The explanation is a little confusing. First consider that This is describing two different cases. In first case it is talking about $\color{red}{\text{non-random (deterministic)}}$ variables $x,y$, when we have variable $x$ and we simply introduce a map (a function) by $x=g(y)$. In this case as it is explained by author, if we have a function $f(x)$ and we need to find the maximum of $f(x)$ in terms of x then we have $f'(x)=0$. Now if we want to find the maximum after applying the transformation in the $y$ domain, then we must have $\frac{d f(g(y))}{dy}=g'(y)f'(g(y))=0$. If we assume $g'(y)\neq 0$ Then it means $f'(g(y))=0$ or equivalently $f'(x)=0$ which is the same as $x$ domain. In other words for non-random variables, maximizing a function in terms of $x$ or $y$ results in the same outcome. If $\hat{x}$ is the place of maximum of $f$ in $x$ domain and $\hat{y}$ is the place of maximum of $f$ in $y$ domain, then $\hat{x}=g(\hat{y})$.
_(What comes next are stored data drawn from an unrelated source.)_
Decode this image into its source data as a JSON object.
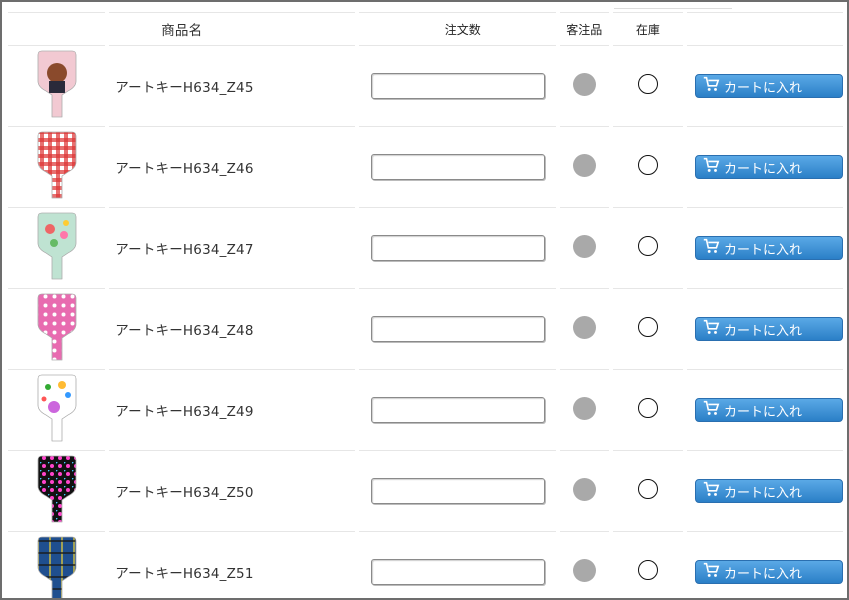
{
  "table": {
    "headers": {
      "image": "",
      "name": "商品名",
      "quantity": "注文数",
      "custom_order": "客注品",
      "stock": "在庫",
      "cart": ""
    },
    "cart_label": "カートに入れ",
    "rows": [
      {
        "name": "アートキーH634_Z45",
        "pattern": "poodle",
        "quantity": ""
      },
      {
        "name": "アートキーH634_Z46",
        "pattern": "gingham",
        "quantity": ""
      },
      {
        "name": "アートキーH634_Z47",
        "pattern": "floral",
        "quantity": ""
      },
      {
        "name": "アートキーH634_Z48",
        "pattern": "pink-polka",
        "quantity": ""
      },
      {
        "name": "アートキーH634_Z49",
        "pattern": "color-dots",
        "quantity": ""
      },
      {
        "name": "アートキーH634_Z50",
        "pattern": "black-dots",
        "quantity": ""
      },
      {
        "name": "アートキーH634_Z51",
        "pattern": "blue-plaid",
        "quantity": ""
      }
    ]
  },
  "colors": {
    "cart_button": "#3a8fd6",
    "custom_order_dot": "#a9a9a9",
    "stock_ring": "#111111"
  }
}
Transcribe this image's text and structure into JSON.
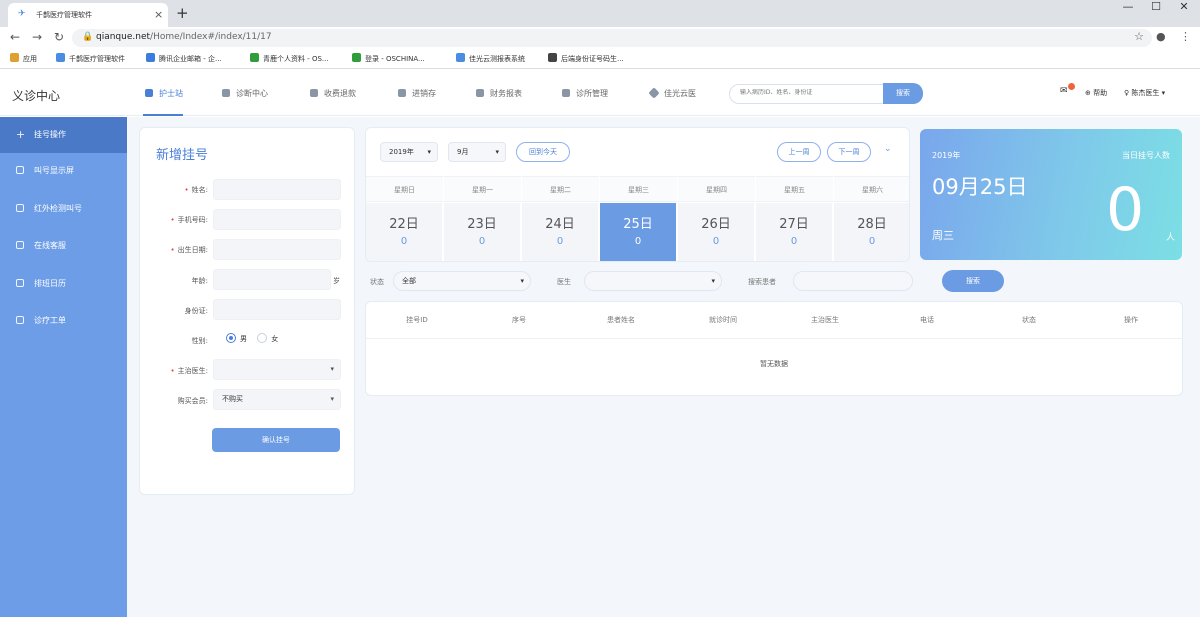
{
  "browser": {
    "tab_title": "千鹊医疗管理软件",
    "new_tab": "+",
    "url_host": "qianque.net",
    "url_path": "/Home/Index#/index/11/17",
    "bookmarks": [
      {
        "label": "应用",
        "color": "#e0a030"
      },
      {
        "label": "千鹊医疗管理软件",
        "color": "#4a8be3"
      },
      {
        "label": "腾讯企业邮箱 - 企...",
        "color": "#3b7ddd"
      },
      {
        "label": "青鹿个人资料 - OS...",
        "color": "#2e9d3a"
      },
      {
        "label": "登录 - OSCHINA...",
        "color": "#2e9d3a"
      },
      {
        "label": "佳光云测报表系统",
        "color": "#4a8be3"
      },
      {
        "label": "后端身份证号码生...",
        "color": "#444444"
      }
    ]
  },
  "header": {
    "app_title": "义诊中心",
    "menu": [
      {
        "label": "护士站",
        "active": true
      },
      {
        "label": "诊断中心"
      },
      {
        "label": "收费退款"
      },
      {
        "label": "进销存"
      },
      {
        "label": "财务报表"
      },
      {
        "label": "诊所管理"
      },
      {
        "label": "佳光云医"
      }
    ],
    "search_placeholder": "输入病历ID、姓名、身份证",
    "search_button": "搜索",
    "help": "帮助",
    "user": "陈杰医生"
  },
  "sidebar": {
    "items": [
      {
        "label": "挂号操作",
        "active": true
      },
      {
        "label": "叫号显示屏"
      },
      {
        "label": "红外检测叫号"
      },
      {
        "label": "在线客服"
      },
      {
        "label": "排班日历"
      },
      {
        "label": "诊疗工单"
      }
    ]
  },
  "register_form": {
    "title": "新增挂号",
    "fields": {
      "name": "姓名:",
      "phone": "手机号码:",
      "birthday": "出生日期:",
      "age": "年龄:",
      "age_unit": "岁",
      "id_card": "身份证:",
      "gender": "性别:",
      "gender_male": "男",
      "gender_female": "女",
      "doctor": "主治医生:",
      "membership": "购买会员:",
      "membership_value": "不购买"
    },
    "confirm_button": "确认挂号"
  },
  "calendar": {
    "year_select": "2019年",
    "month_select": "9月",
    "today_button": "回到今天",
    "prev_week": "上一周",
    "next_week": "下一周",
    "expand_icon": "double-chevron-down-icon",
    "weekdays": [
      "星期日",
      "星期一",
      "星期二",
      "星期三",
      "星期四",
      "星期五",
      "星期六"
    ],
    "days": [
      {
        "date": "22日",
        "count": "0"
      },
      {
        "date": "23日",
        "count": "0"
      },
      {
        "date": "24日",
        "count": "0"
      },
      {
        "date": "25日",
        "count": "0",
        "active": true
      },
      {
        "date": "26日",
        "count": "0"
      },
      {
        "date": "27日",
        "count": "0"
      },
      {
        "date": "28日",
        "count": "0"
      }
    ]
  },
  "stats_card": {
    "year": "2019年",
    "label": "当日挂号人数",
    "date": "09月25日",
    "weekday": "周三",
    "count": "0",
    "unit": "人"
  },
  "filter": {
    "status_label": "状态",
    "status_value": "全部",
    "doctor_label": "医生",
    "doctor_value": "",
    "patient_label": "搜索患者",
    "patient_value": "",
    "search_button": "搜索"
  },
  "table": {
    "columns": [
      "挂号ID",
      "序号",
      "患者姓名",
      "就诊时间",
      "主治医生",
      "电话",
      "状态",
      "操作"
    ],
    "empty_text": "暂无数据"
  },
  "colors": {
    "primary": "#6b9be3",
    "sidebar": "#6d9de6",
    "sidebar_active": "#4a79c8",
    "required": "#e04040",
    "notification": "#f0643c"
  }
}
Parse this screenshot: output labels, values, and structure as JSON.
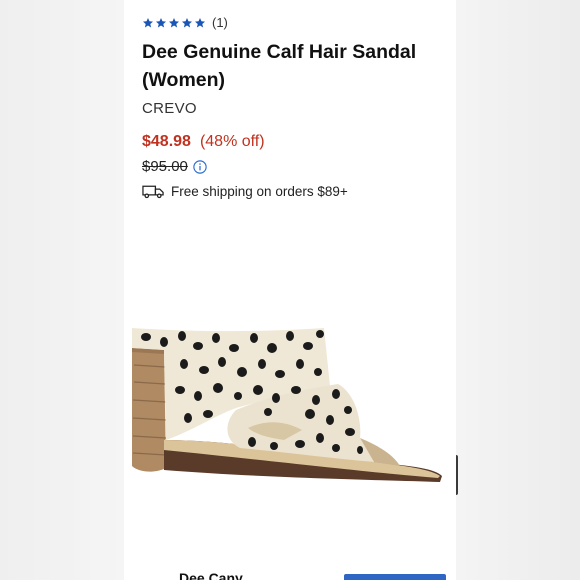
{
  "product": {
    "rating_stars": 5,
    "rating_count": "(1)",
    "title": "Dee Genuine Calf Hair Sandal (Women)",
    "brand": "CREVO",
    "sale_price": "$48.98",
    "discount": "(48% off)",
    "original_price": "$95.00",
    "shipping_text": "Free shipping on orders $89+"
  },
  "icons": {
    "star": "star-icon",
    "info": "info-icon",
    "truck": "truck-icon"
  },
  "bottom_bar": {
    "brand_label": "Dee Cany"
  },
  "colors": {
    "star": "#1a56b8",
    "price": "#c0321f",
    "info": "#2b6cd4",
    "button": "#2f66c4"
  }
}
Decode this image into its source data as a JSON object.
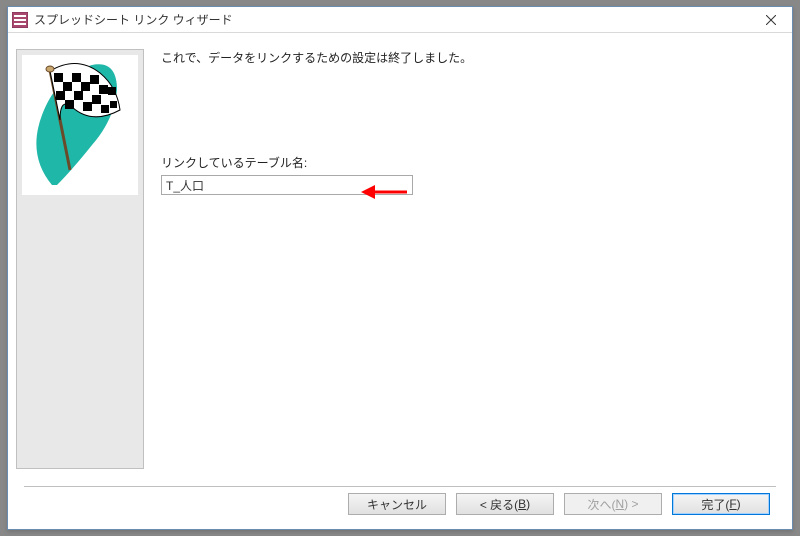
{
  "titlebar": {
    "title": "スプレッドシート リンク ウィザード",
    "close_label": "×"
  },
  "main": {
    "completion_message": "これで、データをリンクするための設定は終了しました。",
    "table_name_label": "リンクしているテーブル名:",
    "table_name_value": "T_人口"
  },
  "buttons": {
    "cancel": "キャンセル",
    "back_prefix": "< 戻る(",
    "back_key": "B",
    "back_suffix": ")",
    "next_prefix": "次へ(",
    "next_key": "N",
    "next_suffix": ") >",
    "finish_prefix": "完了(",
    "finish_key": "F",
    "finish_suffix": ")"
  }
}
In the second half of solution, we consider $\color{blue}{\text{random (stochastic)}}$ variables. In order to prevent confusion with previous $x,y$, I use $R,T$. Consider $R$ is a random variable with density $P_R(r)$ and we define the new random variable $T$ through $R=g(T)$. We want to find the mode (maximum of density) of $R$ and $T$. The mode of $R$ is simply $\frac{dP_R(r)}{dr}=0$, assume the value of $r$ that maximizes this is $\hat{r}$. But for mode of $T$, first we have to find the density of $T$ via $P_T(t)=P_R(r) \times \left(\Bigl| \frac{dr}{dt} \Bigl| \right) \Bigl|_{r=g(t)} $ where $\frac{dr}{dt}=\frac{d g(t)}{dt}=g'(t) \Rightarrow \Bigl| \frac{dr}{dt} \Bigl| = |g'(t)|$. Now we have to get rid of absolute value. We do it using $s\in \{-1,1\}$ (please notice that the appropriate value of $s$ must be placed for negative or positive value of the absolute value but we are just simplifying here). Thus $P_T(t)=P_R(g(t))sg'(t)$ and we can find the mode of $T$ via $\frac{d P_T(t)}{dt}=0 \Rightarrow \frac{d (P_R(g(t))sg'(t))}{dt}= sP_R(g(t))\{g'(t)\}^2 + sP_R(g(t))sg''(t) $. Now solving for $t$ that maximizes this equation, we get $\hat{t}$ but notice that here the relation $\color{lime}{\hat{r}=g(\hat{t}) \; \text{does not hold}}$, in other words $\hat{r}$ whatever it is, it can not be written as $g(\hat{t})$ or equivalently $\hat{r} \neq g(\hat{t})$.
Examples of using this is when we are using Bayesian learning and the loss function is the $l_0$ norm, we encounter the MAP (Maximum a Posteriori) problem, where we have to find the maximum of the density of the posterior p.d.f. of our target variables after observing the new values of target and updating our believes (in supervised learning). The same happens in frequentist view but just the MAP turns into likelihood function (relying only on observed data and not our prior believes).
PRML by Bishop is just fantastic, good choice man (unfortunately it lacks reinforcement learning but that aside, it's just the best I've read on ML). The answers to solutions are not written by author himself and sometimes confusions happens. But overall the solution is super helpful too.